O duplo curso do movimento pélvico sagital e o exame clínico indicam que o músculo iliopsoas está severamente encurtado de ambos os lados (Fig. 4). O teste de espasticidade mostra que os flexores da anca são espásticos de ambos os lados. O encurtamento resultante da espasticidade, por sua vez, leva a que o paciente tenha de andar com as articulações do joelho dobradas, a fim de manter o equilíbrio. Tanto as articulações do joelho como da anca são excessivamente flexionadas durante o ciclo de marcha, com a flexão já contraída de ambos os lados. Os extensores do joelho têm de neutralizar os torques de flexão resultantes em ambas as articulações do joelho, o que é indicado por uma actividade de fase de postura contínua no EMG dinâmico do vasto músculo medialis. (Fig. 5).
Além disso, a articulação da anca direita é cada vez mais adução devido a uma contractura, com forças elevadas (binários de abdução) actuando em ambas as articulações da anca com abdutores da anca fracos até ao fim da fase de postura (Fig. 6).

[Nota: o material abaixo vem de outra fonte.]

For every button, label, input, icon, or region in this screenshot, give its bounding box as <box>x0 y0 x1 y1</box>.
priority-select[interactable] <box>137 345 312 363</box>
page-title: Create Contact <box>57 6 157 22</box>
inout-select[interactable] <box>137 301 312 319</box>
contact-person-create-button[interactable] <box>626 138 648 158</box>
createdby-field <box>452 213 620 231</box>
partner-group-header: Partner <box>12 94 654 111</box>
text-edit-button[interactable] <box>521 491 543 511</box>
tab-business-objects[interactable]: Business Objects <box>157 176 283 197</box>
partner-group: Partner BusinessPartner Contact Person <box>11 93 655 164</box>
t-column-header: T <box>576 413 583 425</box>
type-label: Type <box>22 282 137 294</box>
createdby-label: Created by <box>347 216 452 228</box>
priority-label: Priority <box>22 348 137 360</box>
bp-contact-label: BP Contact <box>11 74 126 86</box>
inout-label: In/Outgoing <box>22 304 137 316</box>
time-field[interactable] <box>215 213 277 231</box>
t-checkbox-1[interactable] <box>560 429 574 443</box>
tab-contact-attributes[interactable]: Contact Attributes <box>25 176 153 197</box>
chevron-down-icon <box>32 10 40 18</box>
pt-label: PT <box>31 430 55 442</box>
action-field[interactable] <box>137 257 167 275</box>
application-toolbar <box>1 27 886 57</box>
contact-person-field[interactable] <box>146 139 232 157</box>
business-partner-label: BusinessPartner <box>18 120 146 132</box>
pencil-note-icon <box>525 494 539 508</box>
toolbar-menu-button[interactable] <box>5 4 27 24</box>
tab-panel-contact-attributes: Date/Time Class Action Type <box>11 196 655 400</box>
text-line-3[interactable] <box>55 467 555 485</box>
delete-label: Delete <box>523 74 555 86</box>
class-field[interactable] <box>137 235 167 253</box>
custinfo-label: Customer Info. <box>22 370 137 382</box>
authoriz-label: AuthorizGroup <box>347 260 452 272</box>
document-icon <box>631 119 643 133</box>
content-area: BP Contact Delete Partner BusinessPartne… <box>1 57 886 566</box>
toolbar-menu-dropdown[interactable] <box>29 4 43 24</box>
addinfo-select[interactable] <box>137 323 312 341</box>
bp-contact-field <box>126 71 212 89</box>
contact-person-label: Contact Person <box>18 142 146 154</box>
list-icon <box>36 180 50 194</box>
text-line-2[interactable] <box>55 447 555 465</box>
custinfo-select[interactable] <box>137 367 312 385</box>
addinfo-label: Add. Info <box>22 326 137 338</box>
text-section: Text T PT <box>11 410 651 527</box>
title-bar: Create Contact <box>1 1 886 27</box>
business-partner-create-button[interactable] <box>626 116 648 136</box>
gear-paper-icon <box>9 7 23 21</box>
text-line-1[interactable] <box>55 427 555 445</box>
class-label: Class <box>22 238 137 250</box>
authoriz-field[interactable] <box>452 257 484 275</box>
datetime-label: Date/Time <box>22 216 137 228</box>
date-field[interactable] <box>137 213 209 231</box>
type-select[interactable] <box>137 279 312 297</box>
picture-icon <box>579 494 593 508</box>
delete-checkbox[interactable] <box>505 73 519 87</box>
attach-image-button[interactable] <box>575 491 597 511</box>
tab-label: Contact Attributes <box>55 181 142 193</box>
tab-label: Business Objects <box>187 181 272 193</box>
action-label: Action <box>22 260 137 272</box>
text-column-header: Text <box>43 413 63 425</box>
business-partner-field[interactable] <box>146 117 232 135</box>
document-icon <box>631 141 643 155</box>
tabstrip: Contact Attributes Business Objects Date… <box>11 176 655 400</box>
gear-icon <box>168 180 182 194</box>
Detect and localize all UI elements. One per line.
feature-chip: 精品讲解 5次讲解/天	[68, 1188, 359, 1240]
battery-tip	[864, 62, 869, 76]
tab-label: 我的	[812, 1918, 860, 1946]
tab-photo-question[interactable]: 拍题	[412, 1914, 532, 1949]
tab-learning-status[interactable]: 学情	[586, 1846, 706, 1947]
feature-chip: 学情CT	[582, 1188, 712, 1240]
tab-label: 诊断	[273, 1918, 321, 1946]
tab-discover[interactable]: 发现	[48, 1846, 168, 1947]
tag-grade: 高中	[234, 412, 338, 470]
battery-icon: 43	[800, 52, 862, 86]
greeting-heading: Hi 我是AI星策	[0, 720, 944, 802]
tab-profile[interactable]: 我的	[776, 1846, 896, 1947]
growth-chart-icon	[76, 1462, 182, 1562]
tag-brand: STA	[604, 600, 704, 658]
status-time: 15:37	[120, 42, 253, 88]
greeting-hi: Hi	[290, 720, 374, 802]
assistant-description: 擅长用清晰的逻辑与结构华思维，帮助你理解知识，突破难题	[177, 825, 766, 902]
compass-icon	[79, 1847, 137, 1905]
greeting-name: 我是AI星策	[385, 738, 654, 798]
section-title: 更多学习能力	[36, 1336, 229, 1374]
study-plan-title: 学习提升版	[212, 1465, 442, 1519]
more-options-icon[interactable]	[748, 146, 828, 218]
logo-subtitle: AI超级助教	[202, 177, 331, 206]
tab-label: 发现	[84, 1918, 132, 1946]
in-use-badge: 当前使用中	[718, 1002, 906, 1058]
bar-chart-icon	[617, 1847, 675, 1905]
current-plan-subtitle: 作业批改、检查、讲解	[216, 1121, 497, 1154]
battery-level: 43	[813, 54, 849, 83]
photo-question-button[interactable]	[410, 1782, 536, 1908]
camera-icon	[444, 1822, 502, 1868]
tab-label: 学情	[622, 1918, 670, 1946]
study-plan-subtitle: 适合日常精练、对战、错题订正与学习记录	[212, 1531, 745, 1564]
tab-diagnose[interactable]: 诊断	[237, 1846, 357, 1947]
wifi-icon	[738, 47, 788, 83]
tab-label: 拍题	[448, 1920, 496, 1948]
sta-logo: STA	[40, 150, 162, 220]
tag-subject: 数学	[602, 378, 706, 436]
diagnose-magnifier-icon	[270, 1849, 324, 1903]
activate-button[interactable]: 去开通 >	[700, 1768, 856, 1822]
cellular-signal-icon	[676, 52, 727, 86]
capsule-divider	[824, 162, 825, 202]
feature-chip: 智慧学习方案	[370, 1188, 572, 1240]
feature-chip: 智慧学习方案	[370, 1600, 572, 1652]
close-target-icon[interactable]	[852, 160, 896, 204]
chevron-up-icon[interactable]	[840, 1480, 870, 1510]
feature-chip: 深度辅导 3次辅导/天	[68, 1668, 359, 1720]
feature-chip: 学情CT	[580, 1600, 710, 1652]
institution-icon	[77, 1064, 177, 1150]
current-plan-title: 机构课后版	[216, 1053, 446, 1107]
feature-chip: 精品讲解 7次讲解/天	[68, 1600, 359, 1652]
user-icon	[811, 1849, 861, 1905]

Enquanto o ângulo esquerdo do joelho no plano frontal está quase dentro do intervalo normal, a perna direita mostra um ângulo de joelho valgo na fase de postura. Este ângulo de valgo resulta de uma rotação interna combinada da articulação da anca direita e da contractura da flexão do joelho (Fig. 4). Isto desencadeia cargas (binários de valgus) em ambas as articulações do joelho que são muitas vezes superiores à direita > esquerda, o que pode levar a uma má utilização prematura nas articulações do joelho (Fig. 6, Fig. 2) . A carga de valgo na articulação do joelho esquerdo resulta do aumento da rotação externa do pé (toeing-out) à esquerda, bem como da inclinação lateral da parte superior do corpo para o lado esquerdo em consequência de músculos glúteos fracos, em que o vector de força é dirigido tão para fora pela posição do pé e pela inclinação lateral da parte superior do corpo que momentos laterais elevados (valgo e rapto) são desencadeados nas articulações tanto no joelho esquerdo como nas articulações da anca.
A cirurgia planeada a vários níveis inclui correcção de torção de ambas as coxas, extensão bilateral do joelho e cirurgia de ambos os pés. Isto torna possível diferenciar um padrão de marcha complexo e multifactorial com a análise de marcha em 3D instrumentada, permitindo assim um tratamento e terapia direccionados.
Conclusão para a prática
- A análise da marcha instrumental em 3D fornece informação adicional essencial que não pode ser capturada por meios clínicos para avaliar a capacidade de marcha.
- Os padrões complexos de doenças ortopédicas ou neurológicas podem ser analisados (estado real), o diagnóstico confirmado e o curso da terapia documentado.
- O comportamento de movimento dos pacientes pode ser registado quantitativamente.
- É um método de medição não invasivo e livre de radiação.
- Em condições dinâmicas, o exame fornece informações sobre a extensão do movimento (cinemática), torques e forças actuantes (cinética) e actividade muscular (EMG).
- As diferenças laterais entre o lado afectado e o lado não afectado podem ser mostradas através de uma comparação de simetria.
- Os conjuntos de dados comparativos de um grupo de controlo saudável simplificam a interpretação de padrões de movimento conspícuos.